Ernst Jung-Medaille in Gold 2015: Prof. Walter Neupert

Für seine wegweisenden Beiträge zur Aufklärung der Biogenese von Mitochondrien zeichnet die Jung-Stiftung für Wissenschaft und Forschung Prof. Dr. med. Dr. rer. nat. Dr. h. c. mult. Walter Neupert (75) mit der Ernst Jung-Medaille für Medizin in Gold aus.

Auch von anderer Seite wurde Professor Neupert bereits mit zahlreichen Preisen geehrt und sein Sachverstand hat ihn zur Mitgliedschaft in wichtigen nationalen und internationalen Wissenschaftsgremien geführt. Von 1995 bis 1997 war er Präsident der Gesellschaft für Biochemie und Molekularbiologie, von 1997 bis 2000 Chairman des European Molecular Biology Councils. Als Lehrmeister für die kommenden Forschergenerationen gab er sein Wissen als Universitätsprofessor in Göttingen und München weiter, zuletzt – bis 2010 – als Professor für Physiologische Chemie an der Ludwigs-Maximilian-Universität München. Seit 2008 leitet er am Max-Planck-Institut für Biochemie die Forschungsgruppe „Struktur und Funktionen von Mitochondrien“ und erforscht hier die  molekularen Grundlagen der komplexen mitochondrialen Architektur und ihrer Dynamik.

Große Forscher haben große Vorbilder. Für Professor Neupert ist es George Emil Palade, der Begründer der modernen molekularen Zellbiologie und Nobelpreisträger von 1974. Den inneren Antrieb für seine Forschungsarbeit zieht Professor Neupert schlicht aus seiner „wissenschaftlichen Neugier“ und dem Anspruch „einen Beitrag zur medizinischen Grundlagenforschung zu leisten“.

 

Forschung an den Kraftwerken unserer Zellen

Was für uns die Lunge ist, sind für unsere Zellen die Mitochondrien. Mit ihnen findet die Zellatmung statt, ein Prozess, bei dem die von uns aufgenommenen Nahrungsstoffe in nutzbare Energie umgewandelt werden. Diese Energie ist für unseren Körper lebenswichtig, so wird sie beispielsweise für alle Stoffwechselprozesse, die Funktion der Muskeln und die Aufrechterhaltung der Körpertemperatur benötigt. Funktionsgestörte Mitochondrien können neurologische oder muskuläre Erkrankungen hervorrufen sowie Diabetes, Fettleibigkeit und unterschiedliche Tumorformen bedingen. Umso entscheidender ist es zu verstehen, wie Mitochondrien „ticken“: Wie entstehen sie, wie vermehren sie sich, wie setzen sie sich zusammen, was könnte ihre Funktion beeinträchtigen?

Professor Neupert hat diese Fragestellungen in den Mittelpunkt seiner nun 45-jährigen Forschungskarriere gestellt – und tut dies auch heute noch am Max-Planck-Institut für Biochemie in Martinsried in München.
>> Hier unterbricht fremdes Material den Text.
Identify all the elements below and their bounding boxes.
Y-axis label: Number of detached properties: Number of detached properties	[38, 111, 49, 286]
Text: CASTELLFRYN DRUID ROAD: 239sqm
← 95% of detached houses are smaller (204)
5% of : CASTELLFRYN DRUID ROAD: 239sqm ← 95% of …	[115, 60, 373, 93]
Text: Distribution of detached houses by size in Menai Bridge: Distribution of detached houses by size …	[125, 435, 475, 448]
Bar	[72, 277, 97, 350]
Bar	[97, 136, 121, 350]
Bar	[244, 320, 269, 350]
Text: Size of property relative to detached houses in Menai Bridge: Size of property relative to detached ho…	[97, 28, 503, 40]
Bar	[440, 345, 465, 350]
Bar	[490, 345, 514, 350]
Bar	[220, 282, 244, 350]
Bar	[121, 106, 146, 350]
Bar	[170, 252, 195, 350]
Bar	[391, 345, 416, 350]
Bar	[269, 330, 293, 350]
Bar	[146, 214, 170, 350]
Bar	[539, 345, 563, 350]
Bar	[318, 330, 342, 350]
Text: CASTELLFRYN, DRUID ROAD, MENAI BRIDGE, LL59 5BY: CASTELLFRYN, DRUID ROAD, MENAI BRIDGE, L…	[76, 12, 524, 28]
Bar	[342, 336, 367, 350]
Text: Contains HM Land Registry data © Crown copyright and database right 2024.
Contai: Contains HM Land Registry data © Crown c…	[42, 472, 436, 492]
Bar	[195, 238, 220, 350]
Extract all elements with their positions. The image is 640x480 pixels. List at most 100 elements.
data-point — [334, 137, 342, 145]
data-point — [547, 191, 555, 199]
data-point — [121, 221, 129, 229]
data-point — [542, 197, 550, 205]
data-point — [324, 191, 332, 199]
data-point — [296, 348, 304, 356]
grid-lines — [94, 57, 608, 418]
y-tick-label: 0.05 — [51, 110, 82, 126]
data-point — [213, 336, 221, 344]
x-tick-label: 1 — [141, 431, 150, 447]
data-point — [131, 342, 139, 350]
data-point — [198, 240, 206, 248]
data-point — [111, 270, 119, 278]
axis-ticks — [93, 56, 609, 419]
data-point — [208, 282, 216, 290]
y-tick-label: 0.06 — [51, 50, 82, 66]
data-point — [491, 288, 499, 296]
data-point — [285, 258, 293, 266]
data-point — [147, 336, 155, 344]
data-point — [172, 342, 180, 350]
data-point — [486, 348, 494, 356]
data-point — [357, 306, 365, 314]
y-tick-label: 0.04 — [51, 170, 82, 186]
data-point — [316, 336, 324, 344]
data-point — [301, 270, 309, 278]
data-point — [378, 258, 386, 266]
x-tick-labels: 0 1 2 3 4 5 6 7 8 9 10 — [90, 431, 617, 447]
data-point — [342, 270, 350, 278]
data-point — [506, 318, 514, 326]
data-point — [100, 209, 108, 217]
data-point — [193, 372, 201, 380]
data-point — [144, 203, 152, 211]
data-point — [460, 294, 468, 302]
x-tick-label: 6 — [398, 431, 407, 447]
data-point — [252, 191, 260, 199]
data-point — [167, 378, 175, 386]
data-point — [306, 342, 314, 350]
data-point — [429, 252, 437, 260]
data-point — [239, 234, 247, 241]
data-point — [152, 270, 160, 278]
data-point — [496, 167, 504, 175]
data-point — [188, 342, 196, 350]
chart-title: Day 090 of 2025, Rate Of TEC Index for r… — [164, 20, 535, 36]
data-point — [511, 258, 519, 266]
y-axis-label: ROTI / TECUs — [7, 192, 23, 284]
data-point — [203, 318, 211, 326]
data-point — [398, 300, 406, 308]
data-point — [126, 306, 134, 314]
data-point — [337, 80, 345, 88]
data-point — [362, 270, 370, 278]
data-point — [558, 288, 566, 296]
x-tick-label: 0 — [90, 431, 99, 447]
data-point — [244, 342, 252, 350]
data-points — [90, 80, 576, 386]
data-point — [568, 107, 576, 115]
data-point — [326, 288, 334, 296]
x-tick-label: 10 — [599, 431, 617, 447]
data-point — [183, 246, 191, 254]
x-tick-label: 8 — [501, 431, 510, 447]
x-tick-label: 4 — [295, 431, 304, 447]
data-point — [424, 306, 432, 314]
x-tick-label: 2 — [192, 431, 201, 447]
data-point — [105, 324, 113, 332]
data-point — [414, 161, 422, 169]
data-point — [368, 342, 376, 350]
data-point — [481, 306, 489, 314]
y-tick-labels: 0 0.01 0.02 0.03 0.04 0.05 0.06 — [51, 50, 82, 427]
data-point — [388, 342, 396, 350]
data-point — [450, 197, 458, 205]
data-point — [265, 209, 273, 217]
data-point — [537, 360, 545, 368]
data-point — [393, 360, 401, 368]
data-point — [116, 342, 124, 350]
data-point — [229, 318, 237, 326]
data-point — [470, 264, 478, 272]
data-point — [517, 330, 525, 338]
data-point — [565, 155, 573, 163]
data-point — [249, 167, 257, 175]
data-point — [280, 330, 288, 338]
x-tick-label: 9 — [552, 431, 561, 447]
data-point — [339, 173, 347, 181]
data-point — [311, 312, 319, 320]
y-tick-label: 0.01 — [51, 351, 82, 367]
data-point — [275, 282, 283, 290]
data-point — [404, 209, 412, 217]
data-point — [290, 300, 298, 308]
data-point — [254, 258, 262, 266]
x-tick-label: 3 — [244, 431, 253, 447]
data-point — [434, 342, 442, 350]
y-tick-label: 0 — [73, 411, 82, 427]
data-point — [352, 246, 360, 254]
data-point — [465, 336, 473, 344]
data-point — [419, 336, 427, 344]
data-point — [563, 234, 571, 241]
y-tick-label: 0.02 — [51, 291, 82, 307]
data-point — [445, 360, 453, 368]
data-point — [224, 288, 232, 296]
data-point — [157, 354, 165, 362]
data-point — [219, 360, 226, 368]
Mitochondrien können nicht von neu auf gebildet werden, sondern vermehren sich durch Teilung. In den 1970er Jahren leistete Professor Neupert Pionierarbeit, indem er den Mechanismus aufdeckte, der für die Teilung und somit für die für unseren Körper lebenswichtige Vermehrung von Mitochondrien verantwortlich ist. Darauf aufbauend machte Prof. Neupert in den letzten 35 Jahren eine Serie weiterer Entdeckungen, die maßgeblich zum heutigen Verständnis des in den Mitochondrien stattfindenden Membrantransports von Proteinen beigetragen haben. Die dabei gewonnenen Einsichten liefern wichtige Anstöße für die Entwicklung von Therapien beispielsweise für Erbkrankheiten in denen das Genom der Mitochondrien Defekte aufweist.